PDF(Pubmed)
Abstract:
Erythrocytes are impressive tools for drug delivery, especially to macrophages. Therefore, berberine was loaded into erythrocytes using both hypotonic pre-swelling and endocytosis methods to target macrophages. Physicochemical and kinetic parameters of the resulting carrier cells, such as drug loading/release kinetics, osmotic fragility, and hematological indices, were determined. Drug loading was optimized for the study using Taguchi experimental design and lab experiments. Loaded erythrocytes were targeted to macrophages using ZnCl2 and bis-sulfosuccinimidyl-suberate, and targeting was evaluated using flow cytometry and Wright-Giemsa staining.
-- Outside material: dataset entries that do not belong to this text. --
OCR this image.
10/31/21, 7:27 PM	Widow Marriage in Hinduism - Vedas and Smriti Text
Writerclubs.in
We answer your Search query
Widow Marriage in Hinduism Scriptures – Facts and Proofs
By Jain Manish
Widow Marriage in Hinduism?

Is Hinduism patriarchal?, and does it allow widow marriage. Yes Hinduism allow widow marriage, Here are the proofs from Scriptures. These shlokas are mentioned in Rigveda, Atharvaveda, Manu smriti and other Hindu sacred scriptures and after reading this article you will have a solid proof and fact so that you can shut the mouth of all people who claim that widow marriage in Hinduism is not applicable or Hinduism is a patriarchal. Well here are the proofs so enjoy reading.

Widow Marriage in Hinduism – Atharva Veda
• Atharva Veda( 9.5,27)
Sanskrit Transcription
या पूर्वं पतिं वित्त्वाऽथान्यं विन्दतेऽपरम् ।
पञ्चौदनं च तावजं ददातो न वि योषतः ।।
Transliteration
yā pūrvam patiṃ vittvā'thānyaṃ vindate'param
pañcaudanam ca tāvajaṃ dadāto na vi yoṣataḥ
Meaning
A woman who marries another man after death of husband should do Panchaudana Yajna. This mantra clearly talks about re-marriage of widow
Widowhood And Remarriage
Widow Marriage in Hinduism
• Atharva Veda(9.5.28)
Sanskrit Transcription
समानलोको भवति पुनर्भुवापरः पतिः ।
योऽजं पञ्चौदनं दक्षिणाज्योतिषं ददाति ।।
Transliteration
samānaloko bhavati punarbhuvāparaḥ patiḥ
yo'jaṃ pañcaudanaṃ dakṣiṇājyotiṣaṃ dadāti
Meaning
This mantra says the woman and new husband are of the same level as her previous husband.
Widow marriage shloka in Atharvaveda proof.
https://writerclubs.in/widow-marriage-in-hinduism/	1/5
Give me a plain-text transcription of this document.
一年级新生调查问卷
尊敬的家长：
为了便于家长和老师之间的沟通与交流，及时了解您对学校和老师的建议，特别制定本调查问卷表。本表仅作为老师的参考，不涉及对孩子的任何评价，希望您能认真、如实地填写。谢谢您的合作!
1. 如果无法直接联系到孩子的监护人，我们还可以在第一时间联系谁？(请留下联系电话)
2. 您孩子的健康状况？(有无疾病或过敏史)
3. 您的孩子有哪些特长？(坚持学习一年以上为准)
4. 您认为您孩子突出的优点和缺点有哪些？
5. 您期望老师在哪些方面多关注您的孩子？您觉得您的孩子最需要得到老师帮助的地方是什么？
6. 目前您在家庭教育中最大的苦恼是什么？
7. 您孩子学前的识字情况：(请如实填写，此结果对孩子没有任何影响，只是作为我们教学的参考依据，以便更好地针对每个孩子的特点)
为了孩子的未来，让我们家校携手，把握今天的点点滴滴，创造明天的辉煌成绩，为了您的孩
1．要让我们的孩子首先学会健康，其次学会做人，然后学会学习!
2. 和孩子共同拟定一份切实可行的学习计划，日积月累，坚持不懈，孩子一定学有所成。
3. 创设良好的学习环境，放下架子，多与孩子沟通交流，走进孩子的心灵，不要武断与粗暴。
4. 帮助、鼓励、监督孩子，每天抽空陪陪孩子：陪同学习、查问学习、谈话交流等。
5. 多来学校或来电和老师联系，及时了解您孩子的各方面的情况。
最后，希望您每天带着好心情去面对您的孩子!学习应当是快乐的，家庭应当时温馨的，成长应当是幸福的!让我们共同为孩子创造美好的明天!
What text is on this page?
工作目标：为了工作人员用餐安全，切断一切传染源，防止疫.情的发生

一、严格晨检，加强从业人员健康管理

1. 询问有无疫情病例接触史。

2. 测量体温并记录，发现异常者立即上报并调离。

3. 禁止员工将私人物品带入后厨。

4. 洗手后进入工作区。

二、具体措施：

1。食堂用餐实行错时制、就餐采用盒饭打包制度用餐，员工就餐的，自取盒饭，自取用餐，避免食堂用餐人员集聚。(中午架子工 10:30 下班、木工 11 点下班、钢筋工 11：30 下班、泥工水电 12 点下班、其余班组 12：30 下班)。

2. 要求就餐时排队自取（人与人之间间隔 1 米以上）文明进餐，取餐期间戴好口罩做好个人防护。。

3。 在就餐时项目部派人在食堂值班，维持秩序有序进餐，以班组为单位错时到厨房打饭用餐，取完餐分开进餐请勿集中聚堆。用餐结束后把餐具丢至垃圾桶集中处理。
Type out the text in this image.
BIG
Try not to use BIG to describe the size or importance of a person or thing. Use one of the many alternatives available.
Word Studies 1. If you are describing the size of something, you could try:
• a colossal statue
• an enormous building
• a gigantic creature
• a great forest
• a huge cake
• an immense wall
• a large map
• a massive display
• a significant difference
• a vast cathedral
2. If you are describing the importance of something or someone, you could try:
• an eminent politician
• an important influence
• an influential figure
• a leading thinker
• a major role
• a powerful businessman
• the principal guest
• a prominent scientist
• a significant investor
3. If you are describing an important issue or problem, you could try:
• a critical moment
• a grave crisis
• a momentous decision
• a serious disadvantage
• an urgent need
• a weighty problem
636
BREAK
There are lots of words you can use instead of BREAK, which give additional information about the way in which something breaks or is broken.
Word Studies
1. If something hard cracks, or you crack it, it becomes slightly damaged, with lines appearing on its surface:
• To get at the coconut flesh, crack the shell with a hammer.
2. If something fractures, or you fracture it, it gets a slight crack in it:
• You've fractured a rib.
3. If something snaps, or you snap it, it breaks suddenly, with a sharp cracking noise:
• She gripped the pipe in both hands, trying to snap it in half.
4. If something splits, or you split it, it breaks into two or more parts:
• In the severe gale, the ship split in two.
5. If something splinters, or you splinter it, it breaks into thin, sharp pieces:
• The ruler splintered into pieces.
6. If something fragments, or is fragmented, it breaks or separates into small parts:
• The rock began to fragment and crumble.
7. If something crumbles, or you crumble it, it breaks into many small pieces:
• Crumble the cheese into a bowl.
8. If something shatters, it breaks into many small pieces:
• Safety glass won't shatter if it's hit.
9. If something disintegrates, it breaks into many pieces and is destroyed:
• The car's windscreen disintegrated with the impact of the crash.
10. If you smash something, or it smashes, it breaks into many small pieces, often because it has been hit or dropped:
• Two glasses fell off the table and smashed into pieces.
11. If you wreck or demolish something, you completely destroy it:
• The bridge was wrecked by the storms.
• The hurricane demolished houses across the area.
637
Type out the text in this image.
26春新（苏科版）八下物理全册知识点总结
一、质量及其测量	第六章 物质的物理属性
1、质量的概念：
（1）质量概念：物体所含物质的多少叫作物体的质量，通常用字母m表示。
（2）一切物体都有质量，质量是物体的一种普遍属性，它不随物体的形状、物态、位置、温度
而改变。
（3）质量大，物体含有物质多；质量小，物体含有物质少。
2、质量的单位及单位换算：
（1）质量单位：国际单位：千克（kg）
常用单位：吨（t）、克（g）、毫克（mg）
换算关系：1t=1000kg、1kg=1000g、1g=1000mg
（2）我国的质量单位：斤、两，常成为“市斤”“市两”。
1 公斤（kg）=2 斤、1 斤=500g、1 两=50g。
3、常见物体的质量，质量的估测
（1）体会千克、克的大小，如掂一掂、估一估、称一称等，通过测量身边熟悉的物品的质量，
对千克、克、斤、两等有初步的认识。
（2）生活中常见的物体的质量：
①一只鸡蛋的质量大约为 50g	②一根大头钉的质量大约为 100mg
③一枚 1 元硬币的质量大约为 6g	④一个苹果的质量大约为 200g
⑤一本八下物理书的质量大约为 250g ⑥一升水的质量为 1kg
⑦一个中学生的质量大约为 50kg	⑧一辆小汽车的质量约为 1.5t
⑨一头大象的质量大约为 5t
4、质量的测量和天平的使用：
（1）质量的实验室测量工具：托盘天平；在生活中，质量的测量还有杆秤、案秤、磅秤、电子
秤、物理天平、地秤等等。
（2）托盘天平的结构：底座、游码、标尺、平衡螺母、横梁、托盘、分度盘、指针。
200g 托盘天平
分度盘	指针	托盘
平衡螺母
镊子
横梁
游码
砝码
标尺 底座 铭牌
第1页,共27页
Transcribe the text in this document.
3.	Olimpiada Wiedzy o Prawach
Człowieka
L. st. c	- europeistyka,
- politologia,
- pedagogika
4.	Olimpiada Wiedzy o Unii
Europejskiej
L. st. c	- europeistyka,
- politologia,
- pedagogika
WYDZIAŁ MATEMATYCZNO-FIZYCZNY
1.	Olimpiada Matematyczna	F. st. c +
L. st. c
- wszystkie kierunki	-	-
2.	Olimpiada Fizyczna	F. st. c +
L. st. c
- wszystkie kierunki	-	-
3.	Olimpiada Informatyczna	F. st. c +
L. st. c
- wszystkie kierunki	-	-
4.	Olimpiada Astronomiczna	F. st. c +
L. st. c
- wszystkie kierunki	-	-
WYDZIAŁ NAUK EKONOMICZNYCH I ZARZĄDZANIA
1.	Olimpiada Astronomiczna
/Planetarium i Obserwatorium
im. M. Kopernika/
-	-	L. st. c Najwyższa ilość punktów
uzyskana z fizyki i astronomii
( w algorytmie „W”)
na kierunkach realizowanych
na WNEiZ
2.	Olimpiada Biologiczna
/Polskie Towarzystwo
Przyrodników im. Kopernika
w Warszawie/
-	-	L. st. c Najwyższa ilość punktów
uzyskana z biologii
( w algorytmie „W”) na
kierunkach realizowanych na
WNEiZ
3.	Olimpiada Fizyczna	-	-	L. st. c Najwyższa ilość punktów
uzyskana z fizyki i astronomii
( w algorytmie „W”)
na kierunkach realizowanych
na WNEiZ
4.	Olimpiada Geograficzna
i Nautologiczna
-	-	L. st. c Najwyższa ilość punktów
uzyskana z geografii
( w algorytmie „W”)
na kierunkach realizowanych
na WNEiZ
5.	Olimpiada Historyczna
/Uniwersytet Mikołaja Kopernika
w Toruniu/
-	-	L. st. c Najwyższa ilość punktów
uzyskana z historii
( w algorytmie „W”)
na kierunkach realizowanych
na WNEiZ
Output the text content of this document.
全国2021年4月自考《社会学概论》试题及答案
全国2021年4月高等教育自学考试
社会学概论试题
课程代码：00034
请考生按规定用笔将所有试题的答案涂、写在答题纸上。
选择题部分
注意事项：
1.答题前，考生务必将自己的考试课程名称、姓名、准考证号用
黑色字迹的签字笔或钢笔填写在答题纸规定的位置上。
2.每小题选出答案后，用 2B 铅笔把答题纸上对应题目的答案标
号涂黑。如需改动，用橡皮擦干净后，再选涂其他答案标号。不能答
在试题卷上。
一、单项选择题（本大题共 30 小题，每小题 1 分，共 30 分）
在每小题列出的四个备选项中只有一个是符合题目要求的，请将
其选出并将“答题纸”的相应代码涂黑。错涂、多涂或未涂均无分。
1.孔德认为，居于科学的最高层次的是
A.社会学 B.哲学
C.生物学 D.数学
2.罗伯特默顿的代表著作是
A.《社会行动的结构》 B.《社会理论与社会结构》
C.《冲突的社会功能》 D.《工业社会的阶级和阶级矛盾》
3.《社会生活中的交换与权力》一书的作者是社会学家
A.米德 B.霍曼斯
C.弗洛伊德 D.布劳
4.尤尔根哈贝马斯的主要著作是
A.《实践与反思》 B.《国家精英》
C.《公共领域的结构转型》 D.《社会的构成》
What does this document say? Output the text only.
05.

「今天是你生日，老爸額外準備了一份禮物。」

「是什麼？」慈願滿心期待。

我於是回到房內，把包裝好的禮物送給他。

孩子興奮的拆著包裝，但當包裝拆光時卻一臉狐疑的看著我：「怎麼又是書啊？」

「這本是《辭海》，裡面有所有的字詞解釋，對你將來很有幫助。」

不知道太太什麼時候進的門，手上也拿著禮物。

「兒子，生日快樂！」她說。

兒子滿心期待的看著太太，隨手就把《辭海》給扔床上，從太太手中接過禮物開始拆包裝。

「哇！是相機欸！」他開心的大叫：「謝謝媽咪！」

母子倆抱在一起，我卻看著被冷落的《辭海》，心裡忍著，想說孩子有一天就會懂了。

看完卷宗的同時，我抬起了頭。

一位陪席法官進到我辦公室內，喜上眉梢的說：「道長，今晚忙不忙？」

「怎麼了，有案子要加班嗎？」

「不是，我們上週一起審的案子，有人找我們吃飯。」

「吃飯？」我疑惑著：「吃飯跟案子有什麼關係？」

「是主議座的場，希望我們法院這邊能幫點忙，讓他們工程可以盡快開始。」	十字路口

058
Differentiated macrophages were stimulated with lipopolysaccharide, and the inflammatory profiles of macrophages were evaluated using ELISA, western blotting, and real-time PCR. Findings indicated that the endocytosis method is preferred due to its low impact on the erythrocyte\'s structural integrity. Maximum loading achieved (1386.68 ± 22.43 μg/ml) at 1500 μg/ml berberine treatment at 37 °C for 2 h. Berberine successfully inhibited NF-κB translation in macrophages, and inflammatory response markers such as IL-1β, IL-8, IL-23, and TNF-α were decreased by approximately ninefold, sixfold, twofold, eightfold, and twofold, respectively, compared to the LPS-treated macrophages. It was concluded that berberine-loaded erythrocytes can effectively target macrophages and modulate the inflammatory response.
摘要:
红细胞是令人印象深刻的药物输送工具,尤其是巨噬细胞。因此,使用低渗前肿胀和内吞方法将小檗碱加载到红细胞中以靶向巨噬细胞。所得载体细胞的物理化学和动力学参数,如药物加载/释放动力学,渗透脆弱性,和血液学指标,决心。使用Taguchi实验设计和实验室实验对研究的药物负载进行了优化。使用ZnCl2和双-磺基琥珀酰亚胺酯将负载的红细胞靶向巨噬细胞,使用流式细胞术和Wright-Giemsa染色评估靶向性。分化的巨噬细胞用脂多糖刺激,使用ELISA评估巨噬细胞的炎症特征,西方印迹,和实时PCR。研究结果表明,内吞方法是优选的,因为它对红细胞结构完整性的影响很小。1500μg/ml小檗碱在37°C处理2h时达到最大负荷(1386.68±22.43μg/ml)。小檗碱成功抑制巨噬细胞中NF-κB的翻译,和炎症反应标志物如IL-1β,IL-8,IL-23和TNF-α降低了大约九倍,六倍,双重,八倍,和双重,分别,与LPS处理的巨噬细胞相比。结论小檗碱负载红细胞能有效靶向巨噬细胞,调节炎症反应。